It’s Sunday afternoon. Easter Sunday afternoon. And since I’m not terribly religious and don’t have children to send on egg hunts, I’m not really celebrating. Thumbing through the Sunday paper, it was almost like the New York Times was reading my mind: “You are savoring the last of a leisurely Sunday lunch or a long walk in the park when you abruptly realize that your weekend will be over in a matter of hours. In an instant, you are deep in what John Updike called the ‘chronic sadness of late Sunday afternoon.’ ”
That starts off an interesting story about how workplaces are trying to help employees deal better with stress. Fellow blogette Michelle Conlin has written about the issue here for BusinessWeek. One of the most interesting stress-reducing concepts noted briefly in the Times story involved PriceWaterhouseCoopers: “Until recently, if employees sent e-mails on weekends or after hours, an automatic message would appear asking the sender to wait, if possible, and let others enjoy their down time. The message was discontinued after the company determined that workers had taken this stress-reducing sentiment to heart.”

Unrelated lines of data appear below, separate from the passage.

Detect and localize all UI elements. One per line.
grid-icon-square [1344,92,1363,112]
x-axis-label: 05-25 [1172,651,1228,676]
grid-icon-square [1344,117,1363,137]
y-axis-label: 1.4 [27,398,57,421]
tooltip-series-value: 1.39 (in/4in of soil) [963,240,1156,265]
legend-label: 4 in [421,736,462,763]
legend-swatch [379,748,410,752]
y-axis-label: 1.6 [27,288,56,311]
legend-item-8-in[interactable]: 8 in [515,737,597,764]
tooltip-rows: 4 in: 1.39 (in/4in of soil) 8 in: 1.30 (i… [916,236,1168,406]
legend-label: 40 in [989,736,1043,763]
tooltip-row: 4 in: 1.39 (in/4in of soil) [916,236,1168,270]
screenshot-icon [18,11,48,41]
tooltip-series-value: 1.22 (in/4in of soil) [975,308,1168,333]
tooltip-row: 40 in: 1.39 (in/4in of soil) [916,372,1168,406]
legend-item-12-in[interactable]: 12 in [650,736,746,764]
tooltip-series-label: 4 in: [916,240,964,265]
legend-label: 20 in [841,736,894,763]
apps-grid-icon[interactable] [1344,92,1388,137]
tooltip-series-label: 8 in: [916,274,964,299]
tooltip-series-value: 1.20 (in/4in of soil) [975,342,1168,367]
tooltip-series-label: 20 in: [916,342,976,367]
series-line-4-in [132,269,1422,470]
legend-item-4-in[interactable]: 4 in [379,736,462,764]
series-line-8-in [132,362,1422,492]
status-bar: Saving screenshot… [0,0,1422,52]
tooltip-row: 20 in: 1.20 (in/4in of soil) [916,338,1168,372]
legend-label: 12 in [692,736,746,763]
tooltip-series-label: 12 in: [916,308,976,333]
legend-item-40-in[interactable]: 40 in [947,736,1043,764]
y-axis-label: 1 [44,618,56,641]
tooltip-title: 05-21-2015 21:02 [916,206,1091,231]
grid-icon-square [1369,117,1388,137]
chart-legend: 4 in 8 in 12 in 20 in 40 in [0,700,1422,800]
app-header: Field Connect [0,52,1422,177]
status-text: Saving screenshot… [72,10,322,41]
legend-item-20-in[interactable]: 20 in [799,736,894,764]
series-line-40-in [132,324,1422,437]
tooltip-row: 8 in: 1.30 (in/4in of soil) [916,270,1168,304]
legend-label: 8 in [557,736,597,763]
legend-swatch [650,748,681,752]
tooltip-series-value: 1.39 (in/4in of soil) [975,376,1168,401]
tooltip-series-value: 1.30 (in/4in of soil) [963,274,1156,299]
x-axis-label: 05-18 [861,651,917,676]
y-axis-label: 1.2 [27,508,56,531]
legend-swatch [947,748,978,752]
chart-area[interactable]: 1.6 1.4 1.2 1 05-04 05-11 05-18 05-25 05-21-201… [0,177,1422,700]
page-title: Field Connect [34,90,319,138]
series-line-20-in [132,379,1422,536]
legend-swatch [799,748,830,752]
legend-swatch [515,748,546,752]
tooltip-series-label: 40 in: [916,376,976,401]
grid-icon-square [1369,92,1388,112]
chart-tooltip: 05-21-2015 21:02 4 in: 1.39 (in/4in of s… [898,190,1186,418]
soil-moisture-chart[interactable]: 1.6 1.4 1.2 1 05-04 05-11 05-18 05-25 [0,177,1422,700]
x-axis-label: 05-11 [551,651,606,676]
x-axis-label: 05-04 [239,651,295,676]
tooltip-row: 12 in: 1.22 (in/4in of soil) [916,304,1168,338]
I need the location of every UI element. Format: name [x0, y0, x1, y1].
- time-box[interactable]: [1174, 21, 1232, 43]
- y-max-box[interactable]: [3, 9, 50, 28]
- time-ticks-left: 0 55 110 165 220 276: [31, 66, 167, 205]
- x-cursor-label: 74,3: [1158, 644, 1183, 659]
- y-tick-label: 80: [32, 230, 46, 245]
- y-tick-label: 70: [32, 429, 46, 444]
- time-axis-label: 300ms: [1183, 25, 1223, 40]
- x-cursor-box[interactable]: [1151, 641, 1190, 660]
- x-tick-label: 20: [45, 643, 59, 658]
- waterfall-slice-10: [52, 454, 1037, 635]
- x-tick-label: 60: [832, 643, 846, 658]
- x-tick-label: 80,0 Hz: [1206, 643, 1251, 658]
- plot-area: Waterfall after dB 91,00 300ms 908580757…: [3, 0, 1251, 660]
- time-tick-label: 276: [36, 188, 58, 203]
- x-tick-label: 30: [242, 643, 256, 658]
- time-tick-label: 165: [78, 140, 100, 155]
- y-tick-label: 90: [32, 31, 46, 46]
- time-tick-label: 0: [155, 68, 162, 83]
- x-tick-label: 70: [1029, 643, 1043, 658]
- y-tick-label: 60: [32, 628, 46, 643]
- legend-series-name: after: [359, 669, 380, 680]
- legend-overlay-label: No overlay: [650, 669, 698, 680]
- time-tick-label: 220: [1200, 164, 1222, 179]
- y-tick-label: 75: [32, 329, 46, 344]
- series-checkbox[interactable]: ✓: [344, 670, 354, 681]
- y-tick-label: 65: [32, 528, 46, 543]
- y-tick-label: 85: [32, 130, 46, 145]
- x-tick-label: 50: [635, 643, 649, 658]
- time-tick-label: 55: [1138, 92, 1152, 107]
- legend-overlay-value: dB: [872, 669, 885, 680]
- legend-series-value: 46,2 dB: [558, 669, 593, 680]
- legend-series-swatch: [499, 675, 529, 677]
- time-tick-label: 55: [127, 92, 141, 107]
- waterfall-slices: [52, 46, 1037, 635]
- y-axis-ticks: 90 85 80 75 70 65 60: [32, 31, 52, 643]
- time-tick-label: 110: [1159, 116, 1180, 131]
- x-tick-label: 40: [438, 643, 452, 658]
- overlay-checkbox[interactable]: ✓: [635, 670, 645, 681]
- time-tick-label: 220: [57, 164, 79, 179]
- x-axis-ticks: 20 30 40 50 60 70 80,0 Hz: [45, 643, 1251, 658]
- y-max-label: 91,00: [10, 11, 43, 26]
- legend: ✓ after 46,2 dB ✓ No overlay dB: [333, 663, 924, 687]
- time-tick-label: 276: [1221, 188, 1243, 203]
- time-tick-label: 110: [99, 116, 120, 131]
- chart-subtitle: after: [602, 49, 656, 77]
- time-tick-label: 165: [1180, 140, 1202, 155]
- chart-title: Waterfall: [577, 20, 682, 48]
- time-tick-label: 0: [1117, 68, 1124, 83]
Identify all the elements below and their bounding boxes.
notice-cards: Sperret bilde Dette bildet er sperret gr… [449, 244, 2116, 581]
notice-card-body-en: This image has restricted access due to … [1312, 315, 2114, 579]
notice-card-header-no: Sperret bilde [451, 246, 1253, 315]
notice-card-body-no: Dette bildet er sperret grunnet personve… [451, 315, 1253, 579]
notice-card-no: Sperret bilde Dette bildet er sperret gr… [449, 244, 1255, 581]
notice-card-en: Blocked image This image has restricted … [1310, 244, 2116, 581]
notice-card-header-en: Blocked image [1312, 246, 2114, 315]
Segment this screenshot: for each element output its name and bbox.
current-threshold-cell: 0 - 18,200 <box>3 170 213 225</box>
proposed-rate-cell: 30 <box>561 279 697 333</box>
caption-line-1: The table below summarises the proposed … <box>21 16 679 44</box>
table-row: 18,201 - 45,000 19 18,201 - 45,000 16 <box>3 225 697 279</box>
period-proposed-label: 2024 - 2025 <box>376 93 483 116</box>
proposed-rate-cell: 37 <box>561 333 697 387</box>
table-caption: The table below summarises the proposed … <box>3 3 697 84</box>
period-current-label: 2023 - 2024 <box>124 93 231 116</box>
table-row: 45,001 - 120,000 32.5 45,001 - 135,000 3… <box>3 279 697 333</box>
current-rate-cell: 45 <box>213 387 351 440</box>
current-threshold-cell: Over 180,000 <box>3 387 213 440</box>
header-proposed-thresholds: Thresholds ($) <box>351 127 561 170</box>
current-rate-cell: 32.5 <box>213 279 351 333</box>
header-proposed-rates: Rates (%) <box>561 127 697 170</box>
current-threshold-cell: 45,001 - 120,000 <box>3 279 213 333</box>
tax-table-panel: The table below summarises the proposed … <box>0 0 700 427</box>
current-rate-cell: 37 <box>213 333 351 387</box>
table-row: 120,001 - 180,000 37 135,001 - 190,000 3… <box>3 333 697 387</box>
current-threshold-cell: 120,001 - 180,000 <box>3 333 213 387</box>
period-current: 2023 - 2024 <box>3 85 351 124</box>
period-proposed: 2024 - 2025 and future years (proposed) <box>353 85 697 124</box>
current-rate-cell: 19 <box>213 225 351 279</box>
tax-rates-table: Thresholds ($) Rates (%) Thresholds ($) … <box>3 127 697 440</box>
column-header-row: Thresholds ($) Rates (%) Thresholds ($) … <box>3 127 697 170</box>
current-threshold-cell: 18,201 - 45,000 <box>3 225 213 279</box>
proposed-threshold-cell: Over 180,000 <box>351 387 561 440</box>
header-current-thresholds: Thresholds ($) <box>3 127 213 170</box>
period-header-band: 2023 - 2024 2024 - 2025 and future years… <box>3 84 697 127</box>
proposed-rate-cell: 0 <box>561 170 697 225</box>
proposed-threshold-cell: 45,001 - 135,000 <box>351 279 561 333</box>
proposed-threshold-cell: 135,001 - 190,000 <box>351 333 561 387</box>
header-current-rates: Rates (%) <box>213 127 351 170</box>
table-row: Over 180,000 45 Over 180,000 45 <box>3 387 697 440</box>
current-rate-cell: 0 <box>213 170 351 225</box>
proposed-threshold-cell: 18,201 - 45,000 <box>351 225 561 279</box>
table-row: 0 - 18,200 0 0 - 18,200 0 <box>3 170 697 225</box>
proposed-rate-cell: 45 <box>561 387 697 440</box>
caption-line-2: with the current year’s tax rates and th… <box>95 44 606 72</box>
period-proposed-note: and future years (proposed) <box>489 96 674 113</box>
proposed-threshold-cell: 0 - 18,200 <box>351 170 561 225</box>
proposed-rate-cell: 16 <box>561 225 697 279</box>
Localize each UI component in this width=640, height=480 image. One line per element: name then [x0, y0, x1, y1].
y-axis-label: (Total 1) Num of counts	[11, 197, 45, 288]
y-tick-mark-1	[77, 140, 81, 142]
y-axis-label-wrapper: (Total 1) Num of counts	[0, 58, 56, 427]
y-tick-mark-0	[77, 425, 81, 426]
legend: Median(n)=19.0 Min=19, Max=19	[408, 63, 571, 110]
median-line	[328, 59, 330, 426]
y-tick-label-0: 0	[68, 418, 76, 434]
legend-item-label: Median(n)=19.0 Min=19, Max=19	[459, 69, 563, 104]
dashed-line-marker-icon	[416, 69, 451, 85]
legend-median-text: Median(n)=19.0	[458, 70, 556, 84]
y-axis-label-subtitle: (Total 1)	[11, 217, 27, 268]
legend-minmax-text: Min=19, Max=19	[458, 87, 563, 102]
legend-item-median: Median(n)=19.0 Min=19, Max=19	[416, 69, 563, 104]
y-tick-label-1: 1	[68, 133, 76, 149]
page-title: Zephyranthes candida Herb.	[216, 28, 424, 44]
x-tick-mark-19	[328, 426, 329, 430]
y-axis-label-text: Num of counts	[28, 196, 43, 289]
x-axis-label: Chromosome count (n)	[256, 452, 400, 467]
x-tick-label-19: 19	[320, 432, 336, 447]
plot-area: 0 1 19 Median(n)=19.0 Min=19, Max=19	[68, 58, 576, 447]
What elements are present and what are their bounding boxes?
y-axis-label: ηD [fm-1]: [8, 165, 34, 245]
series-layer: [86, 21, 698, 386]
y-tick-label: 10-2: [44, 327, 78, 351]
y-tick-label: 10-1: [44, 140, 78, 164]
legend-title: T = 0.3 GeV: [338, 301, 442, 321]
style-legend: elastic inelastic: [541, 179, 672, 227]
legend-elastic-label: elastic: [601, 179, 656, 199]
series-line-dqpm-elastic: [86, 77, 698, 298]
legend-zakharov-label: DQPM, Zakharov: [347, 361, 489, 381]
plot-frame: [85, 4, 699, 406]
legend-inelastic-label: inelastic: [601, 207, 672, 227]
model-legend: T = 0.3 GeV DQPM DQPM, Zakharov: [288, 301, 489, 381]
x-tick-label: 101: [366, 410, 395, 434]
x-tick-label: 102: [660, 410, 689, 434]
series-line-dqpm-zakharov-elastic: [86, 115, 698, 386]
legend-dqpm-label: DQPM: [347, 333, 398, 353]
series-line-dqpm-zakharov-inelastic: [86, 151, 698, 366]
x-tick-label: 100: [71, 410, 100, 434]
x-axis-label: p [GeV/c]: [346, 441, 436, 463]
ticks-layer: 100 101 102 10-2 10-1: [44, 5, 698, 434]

Or until the email started stressing them out even more. I’ve got to think many people weren’t too fond of the message. I don’t know about you, but I spend most of my day in meetings and interviewing people, and I almost always catch up on email in the evenings. In fact, I find it makes me more productive than if I stop every 5 or 10 minutes to respond to incoming mail. Has anyone else encountered an email like PWC’s? Are other workplaces starting these?